We pointed out earlier that the Chief of the PNP and his subordinates
have the power to transfer and utilize PNP personnel in accordance with their strategy. 28 The
issuance of the questioned orders comes within the purview of the abovementioned power. Hence, the
propriety or illegality of the orders should be raised before the proper superiors or commanding
officers 29 and not before a civilian body like the PLEB. To repeat, nowhere in the law creating the PLEB is
this power or function mentioned. 30
For the foregoing reasons, We rule that the PLEB has no jurisdiction over the complaint lodged
against petitioner Fianza by respondent policemen.
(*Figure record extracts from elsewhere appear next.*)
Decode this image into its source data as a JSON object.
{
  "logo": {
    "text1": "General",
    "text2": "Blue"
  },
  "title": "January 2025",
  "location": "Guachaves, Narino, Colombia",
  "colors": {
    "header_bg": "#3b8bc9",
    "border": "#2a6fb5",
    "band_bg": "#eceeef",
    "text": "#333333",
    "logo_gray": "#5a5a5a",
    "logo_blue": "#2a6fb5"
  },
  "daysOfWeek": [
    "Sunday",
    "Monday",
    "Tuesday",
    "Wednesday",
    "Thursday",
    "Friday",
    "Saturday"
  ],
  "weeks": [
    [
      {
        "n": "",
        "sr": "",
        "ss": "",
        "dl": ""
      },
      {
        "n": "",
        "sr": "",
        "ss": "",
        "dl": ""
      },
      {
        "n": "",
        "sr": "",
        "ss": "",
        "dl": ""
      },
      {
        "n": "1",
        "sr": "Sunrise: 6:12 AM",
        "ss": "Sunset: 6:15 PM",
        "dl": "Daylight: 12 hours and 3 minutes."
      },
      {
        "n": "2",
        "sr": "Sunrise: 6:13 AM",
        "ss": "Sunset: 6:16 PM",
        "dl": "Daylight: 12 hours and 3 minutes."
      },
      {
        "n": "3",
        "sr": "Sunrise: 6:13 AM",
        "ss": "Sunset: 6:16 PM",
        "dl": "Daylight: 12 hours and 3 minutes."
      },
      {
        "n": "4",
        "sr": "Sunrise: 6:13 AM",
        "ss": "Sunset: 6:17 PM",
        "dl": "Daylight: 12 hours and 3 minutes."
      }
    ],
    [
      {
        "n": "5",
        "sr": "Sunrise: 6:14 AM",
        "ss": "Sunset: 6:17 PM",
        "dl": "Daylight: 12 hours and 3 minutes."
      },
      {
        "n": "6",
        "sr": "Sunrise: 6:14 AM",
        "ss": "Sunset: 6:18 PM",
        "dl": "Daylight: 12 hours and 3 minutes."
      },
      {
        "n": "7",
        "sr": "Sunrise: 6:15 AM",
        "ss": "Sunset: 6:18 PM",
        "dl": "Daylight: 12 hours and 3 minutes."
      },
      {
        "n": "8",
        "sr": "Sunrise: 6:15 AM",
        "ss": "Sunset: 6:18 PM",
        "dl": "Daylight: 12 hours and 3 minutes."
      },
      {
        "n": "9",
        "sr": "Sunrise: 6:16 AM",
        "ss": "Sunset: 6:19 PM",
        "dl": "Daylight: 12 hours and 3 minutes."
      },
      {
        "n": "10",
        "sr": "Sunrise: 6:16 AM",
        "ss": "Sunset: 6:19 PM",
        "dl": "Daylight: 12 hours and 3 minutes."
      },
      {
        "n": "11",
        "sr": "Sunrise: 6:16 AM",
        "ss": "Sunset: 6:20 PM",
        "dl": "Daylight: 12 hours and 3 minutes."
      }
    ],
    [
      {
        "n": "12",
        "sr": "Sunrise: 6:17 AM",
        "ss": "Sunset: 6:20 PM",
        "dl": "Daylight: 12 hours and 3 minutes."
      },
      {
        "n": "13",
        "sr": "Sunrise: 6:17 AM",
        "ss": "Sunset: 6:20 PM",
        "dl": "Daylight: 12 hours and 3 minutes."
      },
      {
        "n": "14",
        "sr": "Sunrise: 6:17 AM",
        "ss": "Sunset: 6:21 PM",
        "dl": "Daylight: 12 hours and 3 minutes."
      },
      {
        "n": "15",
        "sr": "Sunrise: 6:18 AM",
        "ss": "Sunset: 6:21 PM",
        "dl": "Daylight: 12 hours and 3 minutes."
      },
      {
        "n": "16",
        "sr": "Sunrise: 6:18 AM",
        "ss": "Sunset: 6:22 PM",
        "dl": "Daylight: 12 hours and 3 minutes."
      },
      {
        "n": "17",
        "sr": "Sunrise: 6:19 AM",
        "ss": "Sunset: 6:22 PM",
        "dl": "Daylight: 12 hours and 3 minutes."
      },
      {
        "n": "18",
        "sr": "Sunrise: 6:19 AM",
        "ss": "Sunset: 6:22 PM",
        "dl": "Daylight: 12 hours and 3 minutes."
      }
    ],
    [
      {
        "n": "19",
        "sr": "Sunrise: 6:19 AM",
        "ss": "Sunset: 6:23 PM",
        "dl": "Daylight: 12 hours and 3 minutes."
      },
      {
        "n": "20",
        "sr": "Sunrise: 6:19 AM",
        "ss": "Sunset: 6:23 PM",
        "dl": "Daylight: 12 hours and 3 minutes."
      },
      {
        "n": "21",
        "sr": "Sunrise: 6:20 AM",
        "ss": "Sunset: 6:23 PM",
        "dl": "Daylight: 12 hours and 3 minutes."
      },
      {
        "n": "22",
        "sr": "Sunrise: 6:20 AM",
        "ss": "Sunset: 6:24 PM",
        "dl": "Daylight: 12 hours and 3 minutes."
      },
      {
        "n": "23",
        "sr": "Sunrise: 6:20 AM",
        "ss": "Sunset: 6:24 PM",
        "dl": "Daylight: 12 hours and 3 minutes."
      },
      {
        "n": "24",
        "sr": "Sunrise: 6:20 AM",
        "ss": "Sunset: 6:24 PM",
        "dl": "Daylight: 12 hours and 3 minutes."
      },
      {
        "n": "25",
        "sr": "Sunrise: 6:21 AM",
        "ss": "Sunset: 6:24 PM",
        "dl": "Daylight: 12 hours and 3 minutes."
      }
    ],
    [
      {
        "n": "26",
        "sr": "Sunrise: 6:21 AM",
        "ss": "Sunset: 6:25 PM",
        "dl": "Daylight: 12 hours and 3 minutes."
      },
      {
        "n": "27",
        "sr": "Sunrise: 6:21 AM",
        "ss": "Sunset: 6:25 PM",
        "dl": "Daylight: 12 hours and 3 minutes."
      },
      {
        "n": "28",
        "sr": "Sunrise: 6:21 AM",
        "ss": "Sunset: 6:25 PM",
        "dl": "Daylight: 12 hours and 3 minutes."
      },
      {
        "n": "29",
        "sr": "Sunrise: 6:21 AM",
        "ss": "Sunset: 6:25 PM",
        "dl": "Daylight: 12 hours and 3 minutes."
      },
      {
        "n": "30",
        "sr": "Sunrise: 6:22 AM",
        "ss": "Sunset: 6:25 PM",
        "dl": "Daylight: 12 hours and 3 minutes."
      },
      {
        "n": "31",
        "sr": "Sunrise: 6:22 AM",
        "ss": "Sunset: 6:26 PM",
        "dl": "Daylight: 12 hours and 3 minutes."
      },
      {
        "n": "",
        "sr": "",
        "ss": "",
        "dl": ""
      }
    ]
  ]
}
A close scrutiny of the second petition (G.R. No. 109639) discloses that the administrative
case 31 was for threats made by a superior officer of the PNP against another PNP policeman who is not
under his command.
Again, the same cannot be considered as citizen's complaint because the conduct complained of
pertains to their work and offices. That the alledged threats were made in connection with private
respondent policeman's position is shown by the following allegation in his complaint:
. . . he pointed his right forefinger at me and shouted the following and I quote:
"SIKA, NO SAAN DA NGA AG-REPORT KANIAK IDIAY OPISINA, ITULOY KO DIAY
ILLEGAL SEARCH NGA DEMANDA KANYAM"; meaning: YOU, IF YOU WILL NOT
REPORT TO MY OFFICE, I WILL CONTINUE THE ILLEGAL SEARCH CHARGES
AGAINST YOU;
xxx xxx xxx
Although complainant below was a policeman who did not belong to petitioner Cordoviz' command,
the controversy between them continues to be a festering internal disciplinary matter. Who can
better understand the standard of conduct imposed in the PNP than the members of the PNP
themselves? Certainly, it is doubtful whether a civilian body like the PLEB can better police the ranks
of the policeman. Accordingly, we rule that the complaint, like in the preceding case, is one which
properly lodged with their common superior or commanding officer and not with the PLEB.
WHEREFORE, the petitions are hereby GRANTED. The People's Law Enforcement Board of Baguio
is directed to CEASE and DESIST from further trying Administrative Case No. 007-92 (Jesus Mason,
et al. v. Supt. Florencio Fianza and Supt. Camilo Dugayen) and Administrative Case no. 042-92 (Pat.
Ray Ekid v. Col. July Cordoviz).
SO ORDERED.
Narvasa, Feliciano, Padilla, Bidin, Regalado, Davide, Jr., Bellosillo, Melo, Quiason, Puno, Vitug,
Kapunan, Mendoza and Francisco, JJ, concur.